The defence submits that, by disclosing Ms. Manning’s materials, Mr. Assange was acting within the parameters of responsible journalism. The difficulty with this argument is that it vests in Mr. Assange the right to make the decision to sacrifice the safety of these few individuals, knowing nothing of their circumstances or the dangers they faced, in the name of free speech. In the modern digital age, vast amounts of information can be indiscriminately disclosed to a global audience, almost instantly, by anyone with access to a computer and an internet connection. Unlike the traditional press, those who choose to use the internet to disclose sensitive information in this way are not bound by a professional code or ethical journalistic duty or practice. Those who post information on the internet have no obligation to act responsibly or to exercise judgment in their decisions. In the modern era, where “dumps” of vast amounts of data onto the internet can be carried out by almost anyone, it is difficult to see how a concept of “responsible journalism” can sensibly be applied.

[comparison with other outlets and their condemnation of him]

The law already constrains in various ways what may be published in order to avoid damage to private interests. For example, the High Court recently awarded damages against the Associated Newspaper Ltd, after the MailOnline website published an article , reporting on the arrest of the claimant in the aftermath of the Manchester Arena bombing, and disclosing details capable of leading to his identification (Alaedeen Sicri v Associated Newspapers Limited, [2020] EWHC 3541 (QB)). Free speech does not comprise a ‘trump card’ even where matters of serious public concern are disclosed (see Stoll above), and it does not provide an unfettered right for some, like Mr. Assange, to decide the fate of others, on the basis of their partially informed assessment of the risks.

This was not necessarily a national security stance. Rather, in language that would apply equally to Assange’s indiscriminate publication of the DNC and Podesta emails (as well as the publication of the Turkish and Saudi emails), Baraitser argued that Assange’s publication in bulk was not protected because it did not and could not properly weigh the risk to others.

This part of the ruling, in particular, would not translate into US law. There is no such privacy balance in the US outside of much weaker defamation laws. And so this part of the ruling does not offer much comfort with regards the existing charges as precedent in the US context.

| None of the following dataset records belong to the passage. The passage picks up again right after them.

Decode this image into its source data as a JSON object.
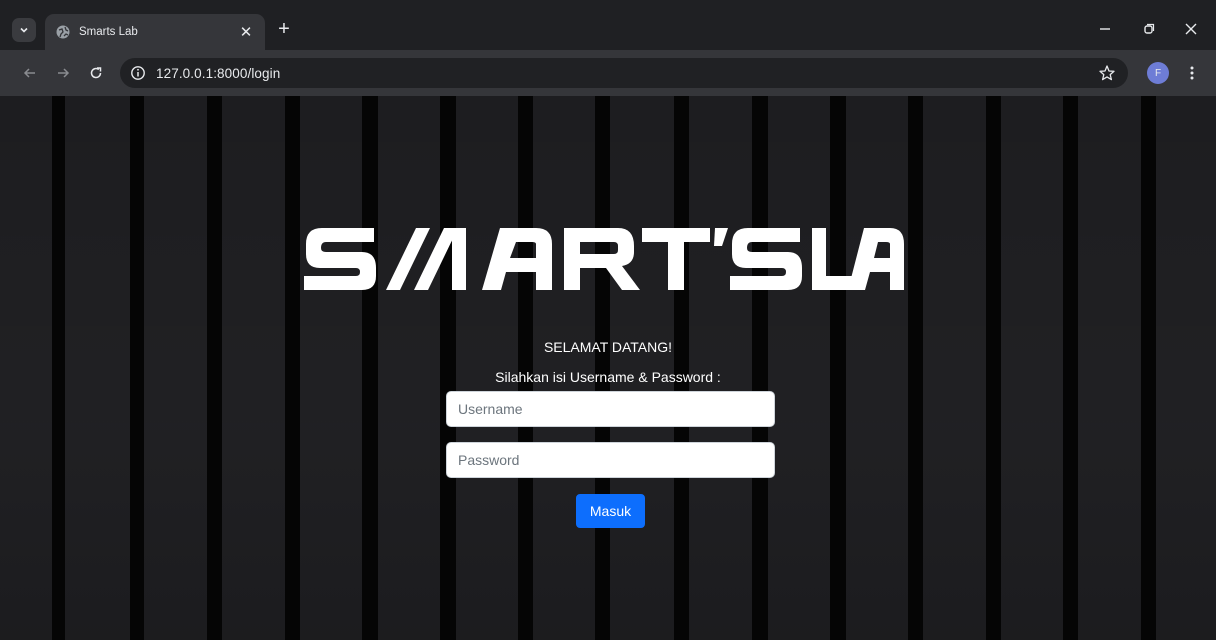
{
  "browser": {
    "tab_title": "Smarts Lab",
    "url": "127.0.0.1:8000/login",
    "profile_initial": "F",
    "profile_color": "#6e7dd6",
    "icons": [
      "tab-search-icon",
      "globe-favicon-icon",
      "close-tab-icon",
      "new-tab-icon",
      "minimize-icon",
      "restore-icon",
      "close-window-icon",
      "back-icon",
      "forward-icon",
      "reload-icon",
      "site-info-icon",
      "bookmark-star-icon",
      "menu-icon"
    ]
  },
  "page": {
    "logo_text": "SMARTS LAB",
    "welcome": "SELAMAT DATANG!",
    "instruction": "Silahkan isi Username & Password :",
    "username": {
      "placeholder": "Username",
      "value": ""
    },
    "password": {
      "placeholder": "Password",
      "value": ""
    },
    "submit_label": "Masuk",
    "colors": {
      "background": "#1d1d20",
      "stripe": "#050505",
      "button": "#0d6efd",
      "logo": "#ffffff"
    }
  }
}
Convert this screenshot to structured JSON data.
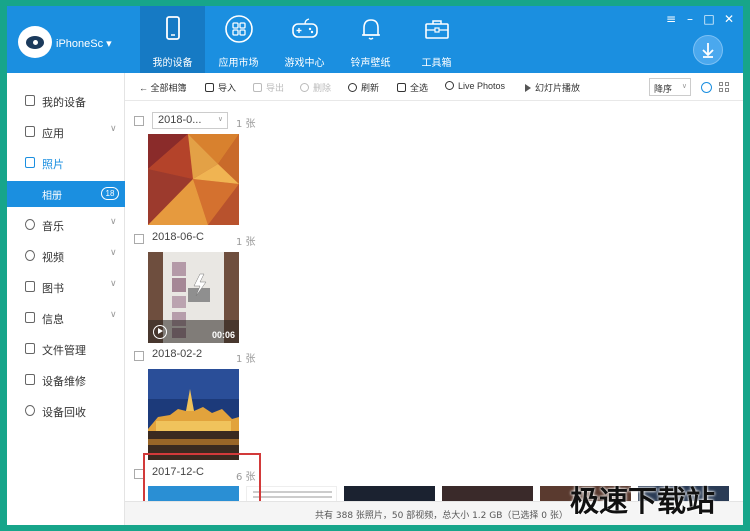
{
  "device": {
    "name": "iPhoneSc"
  },
  "nav": [
    {
      "label": "我的设备",
      "icon": "phone-icon",
      "active": true
    },
    {
      "label": "应用市场",
      "icon": "apps-icon",
      "active": false
    },
    {
      "label": "游戏中心",
      "icon": "gamepad-icon",
      "active": false
    },
    {
      "label": "铃声壁纸",
      "icon": "bell-icon",
      "active": false
    },
    {
      "label": "工具箱",
      "icon": "toolbox-icon",
      "active": false
    }
  ],
  "window_controls": {
    "menu": "≡",
    "minimize": "–",
    "maximize": "□",
    "close": "✕"
  },
  "sidebar": {
    "items": [
      {
        "label": "我的设备",
        "icon": "device-icon"
      },
      {
        "label": "应用",
        "icon": "apps-grid-icon",
        "chevron": "∨"
      },
      {
        "label": "照片",
        "icon": "photo-icon"
      },
      {
        "label": "相册",
        "count": "18"
      },
      {
        "label": "音乐",
        "icon": "music-icon",
        "chevron": "∨"
      },
      {
        "label": "视频",
        "icon": "video-icon",
        "chevron": "∨"
      },
      {
        "label": "图书",
        "icon": "book-icon",
        "chevron": "∨"
      },
      {
        "label": "信息",
        "icon": "message-icon",
        "chevron": "∨"
      },
      {
        "label": "文件管理",
        "icon": "folder-icon"
      },
      {
        "label": "设备维修",
        "icon": "repair-icon"
      },
      {
        "label": "设备回收",
        "icon": "recycle-icon"
      }
    ]
  },
  "toolbar": {
    "all_albums": "← 全部相簿",
    "import": "导入",
    "export": "导出",
    "delete": "删除",
    "refresh": "刷新",
    "select_all": "全选",
    "live_photos": "Live Photos",
    "slideshow": "幻灯片播放",
    "sort": "降序",
    "sort_arrow": "∨"
  },
  "groups": [
    {
      "date": "2018-0...",
      "count": "1 张",
      "dropdown": "∨"
    },
    {
      "date": "2018-06-C",
      "count": "1 张",
      "duration": "00:06"
    },
    {
      "date": "2018-02-2",
      "count": "1 张"
    },
    {
      "date": "2017-12-C",
      "count": "6 张"
    }
  ],
  "status": "共有 388 张照片，50 部视频，总大小 1.2 GB（已选择 0 张）",
  "watermark": "极速下载站",
  "colors": {
    "accent": "#1b8fe0",
    "frame": "#17a58a",
    "highlight": "#d23a3a"
  }
}
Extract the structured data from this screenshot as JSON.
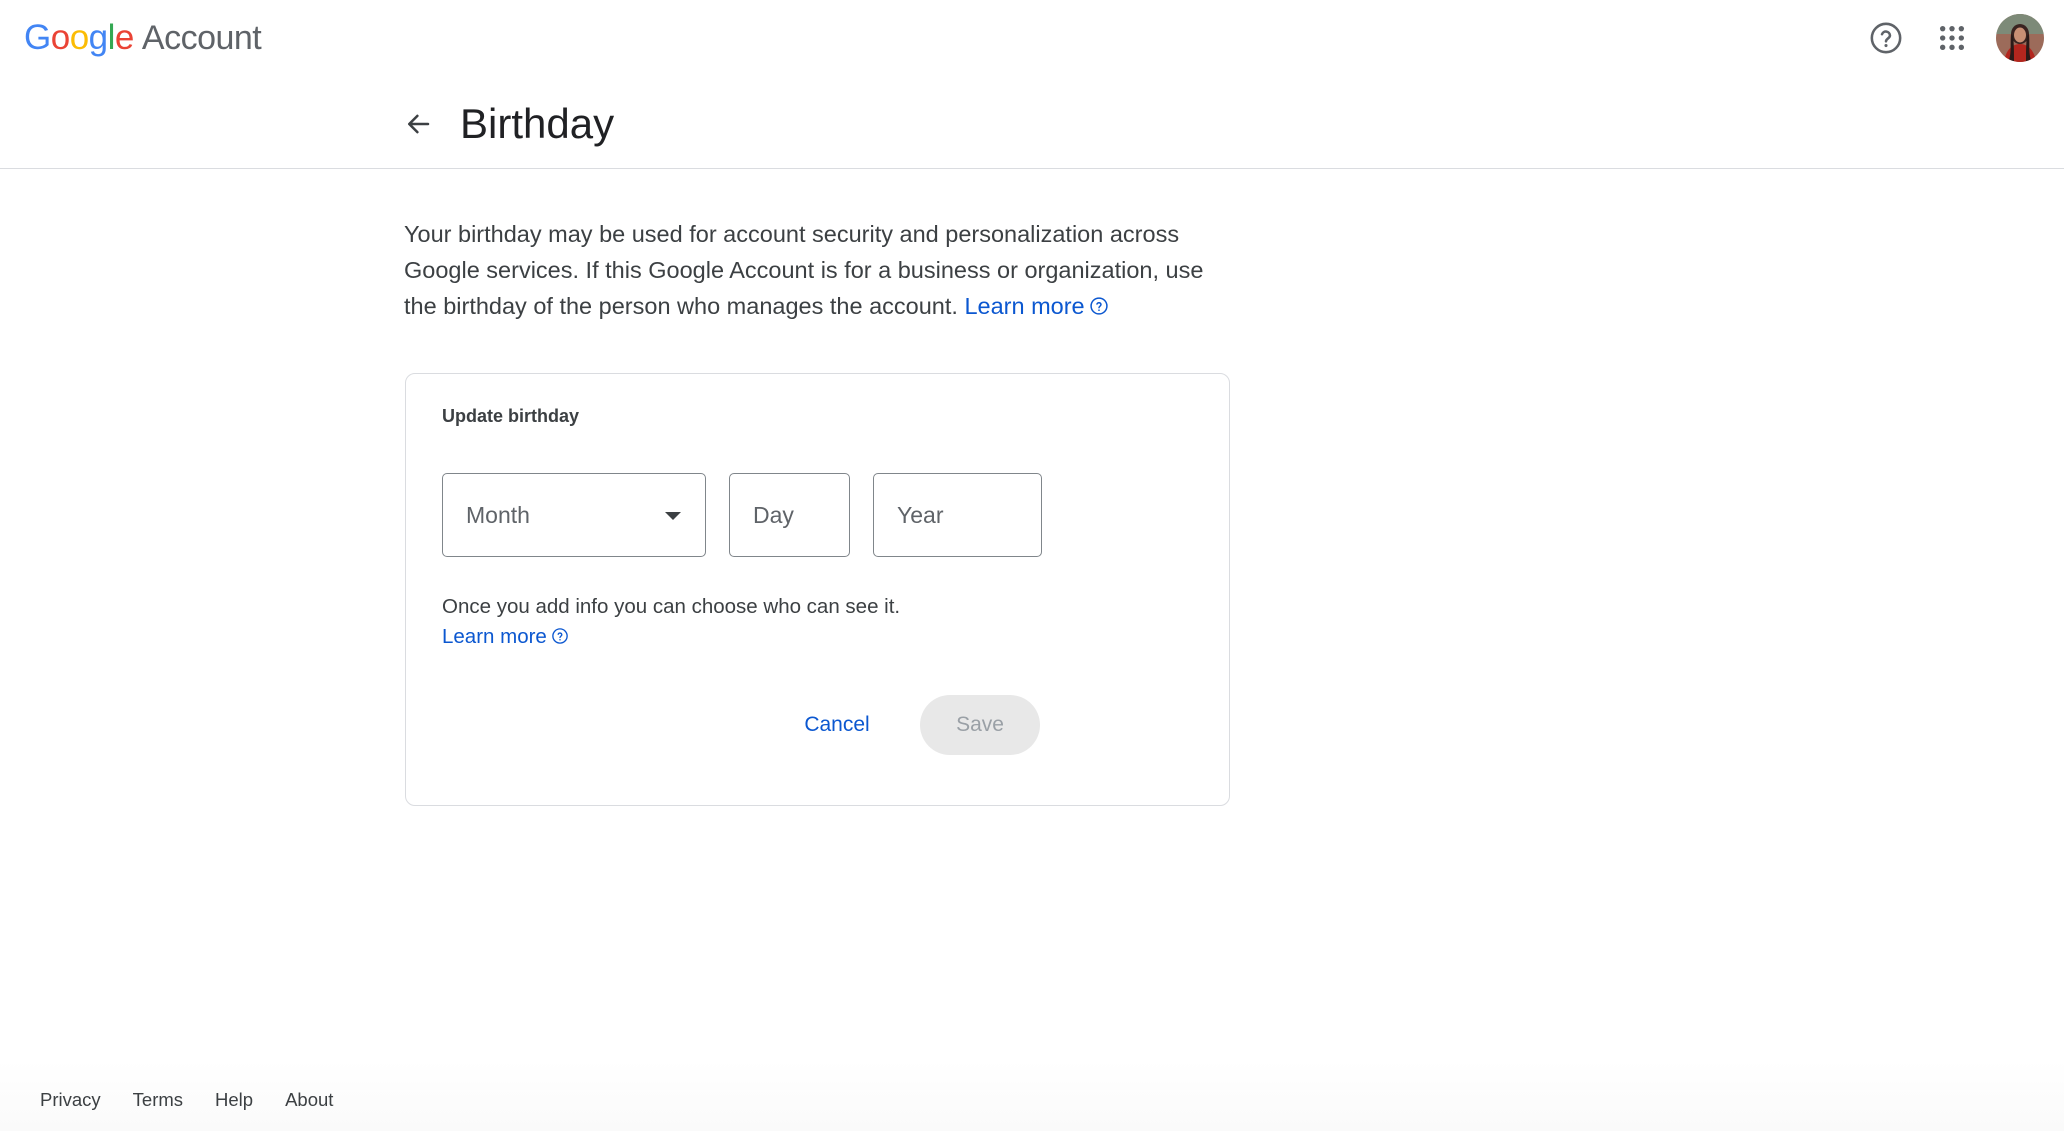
{
  "header": {
    "logo_letters": [
      {
        "char": "G",
        "color": "#4285F4"
      },
      {
        "char": "o",
        "color": "#EA4335"
      },
      {
        "char": "o",
        "color": "#FBBC05"
      },
      {
        "char": "g",
        "color": "#4285F4"
      },
      {
        "char": "l",
        "color": "#34A853"
      },
      {
        "char": "e",
        "color": "#EA4335"
      }
    ],
    "logo_google": "Google",
    "logo_account": "Account",
    "icons": [
      "help-icon",
      "apps-grid-icon",
      "avatar"
    ]
  },
  "page": {
    "title": "Birthday",
    "back_icon": "arrow-back-icon"
  },
  "description": {
    "text": "Your birthday may be used for account security and personalization across Google services. If this Google Account is for a business or organization, use the birthday of the person who manages the account.",
    "learn_more": "Learn more"
  },
  "form": {
    "title": "Update birthday",
    "month_placeholder": "Month",
    "day_placeholder": "Day",
    "year_placeholder": "Year",
    "info_text": "Once you add info you can choose who can see it.",
    "learn_more": "Learn more",
    "cancel_label": "Cancel",
    "save_label": "Save"
  },
  "footer": {
    "links": [
      "Privacy",
      "Terms",
      "Help",
      "About"
    ]
  },
  "colors": {
    "link": "#0b57d0",
    "border": "#dadce0",
    "save_disabled_bg": "#e8e8e8"
  }
}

But that’s an issue Assange supporters have with US law, not with the Baraitser ruling.

With regards to the impact on journalism, Baraitser ruled that the charges before her (which contrary to a lot of WikiLeaks propaganda, doesn’t include the Collateral Murder video) were distinguishable from what journalists do.

As such, unless press organizations want to claim hacking is within the job description of journalists, this ruling should not chill journalism.

There’s certainly real concern about the charges as precedent in the US, particularly the publishing charges. But that’s different than the Baraitser ruling itself.

Update: Corrected ECHR thanks to Chetnolian.